In 2023, the school currently enrols 1,600 students including 820 undergraduates, 560 master students, and 220 PhD students. Since 2007, over 50% undergraduates in the school were entitled into graduate programs. The school employs 122 faculty members and staff, including 56 professors (51 PhD supervisors), 11 associate professors, and 12 senior engineers.

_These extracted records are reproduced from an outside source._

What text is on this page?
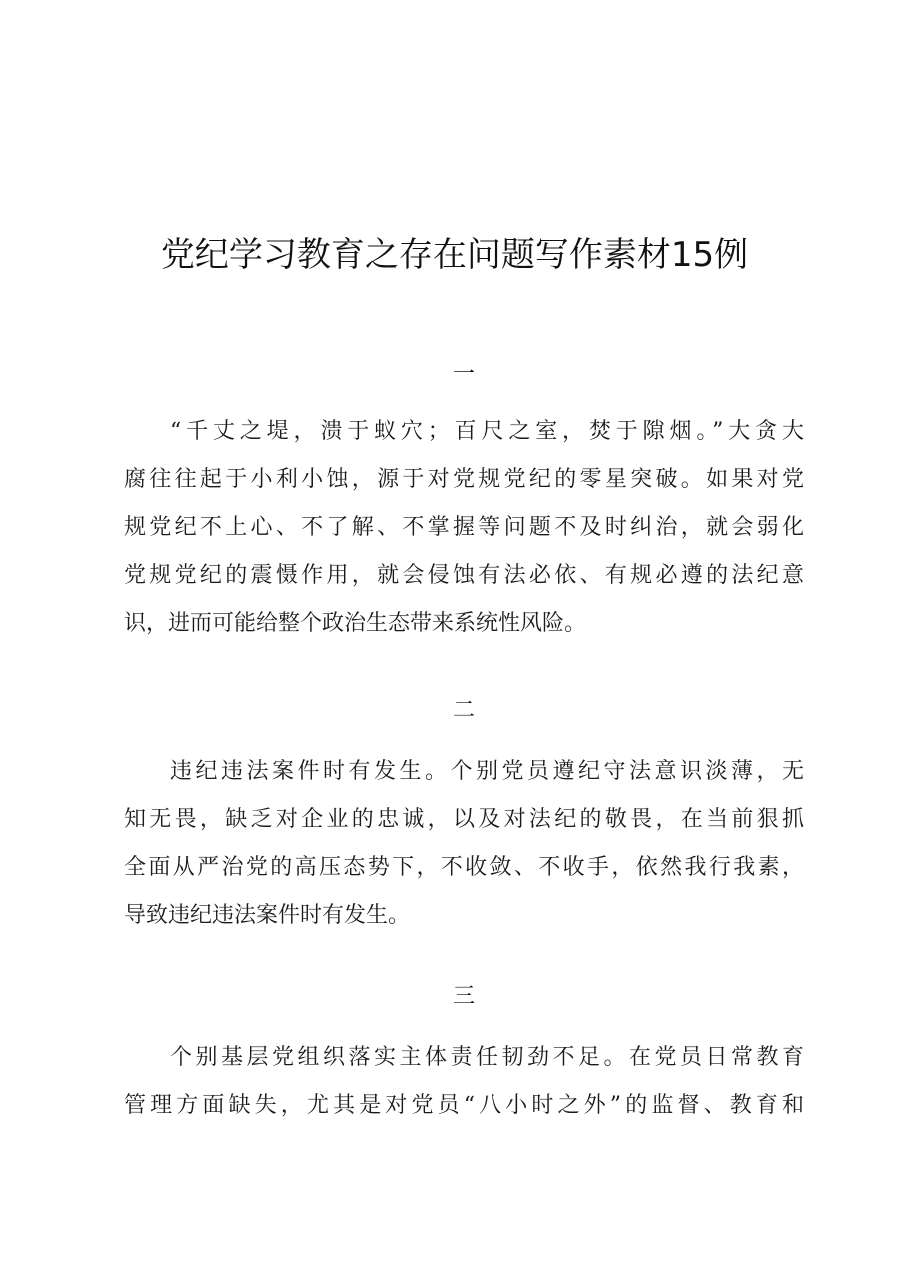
党纪学习教育之存在问题写作素材15例
一
“千丈之堤，溃于蚁穴；百尺之室，焚于隙烟。”大贪大
腐往往起于小利小蚀，源于对党规党纪的零星突破。如果对党
规党纪不上心、不了解、不掌握等问题不及时纠治，就会弱化
党规党纪的震慑作用，就会侵蚀有法必依、有规必遵的法纪意
识，进而可能给整个政治生态带来系统性风险。
二
违纪违法案件时有发生。个别党员遵纪守法意识淡薄，无
知无畏，缺乏对企业的忠诚，以及对法纪的敬畏，在当前狠抓
全面从严治党的高压态势下，不收敛、不收手，依然我行我素，
导致违纪违法案件时有发生。
三
个别基层党组织落实主体责任韧劲不足。在党员日常教育
管理方面缺失，尤其是对党员“八小时之外”的监督、教育和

==International Relations==

=== The University of Toledo ===
Qinhuangdao and Toledo established sister city ties in 1985, leading to a partnership between Yanshan University (YSU) and the University of Toledo (UToledo) since 1986. In 2008, they established the Confucius Institute at UToledo to promote Chinese culture and education. About 30,000 students took Chinese courses, with cultural activities reaching 100,000 locals. Managers from both universities participated in important events, and more than 200 people engaged in two-way exchange delegations. In 2016, YSU's School of Humanities and Law and UToledo's Law School signed a cooperation agreement. A master program and a health care training program were also established.

=== BRICS ===
Yanshan University is currently part of the BRICS Universities League.

==Notable alumni==

- Ding Xuexiang, director of the General Office of the Chinese Communist Party, member of the 19th Party Politburo and member of the Secretariat of the Chinese Communist Party.

== Controversies ==

=== Zifeng Li's Controversial Research ===
Prof. Zifeng Li's 2021 research, titled Advancing Newtonian Physics by Upholding a Materialist Perspective on Spacetime and Energy-Matter, aimed to challenge Einstein's theory of relativity but faced skepticism due to the established verification of the theory. His work was recommended for Hebei Province Science and Technology Award despite facing several unsuccessful grant applications. Furthermore, the academic community have questioned the integrity of Prof. Li's research practices. Reportedly, Prof. Zifeng Li steadfastly rejects relativity, using his position to promote his theories in class. Allegedly, students who disagreed were unfairly graded, leading to a severe teaching incident. YSU criticized Li, imposing a 3-year undergraduate teaching suspension in 2017.

==Campus & Environment==
The Yanshan University campus covers an area of 820 acres with a total construction area of nearly one million square meters.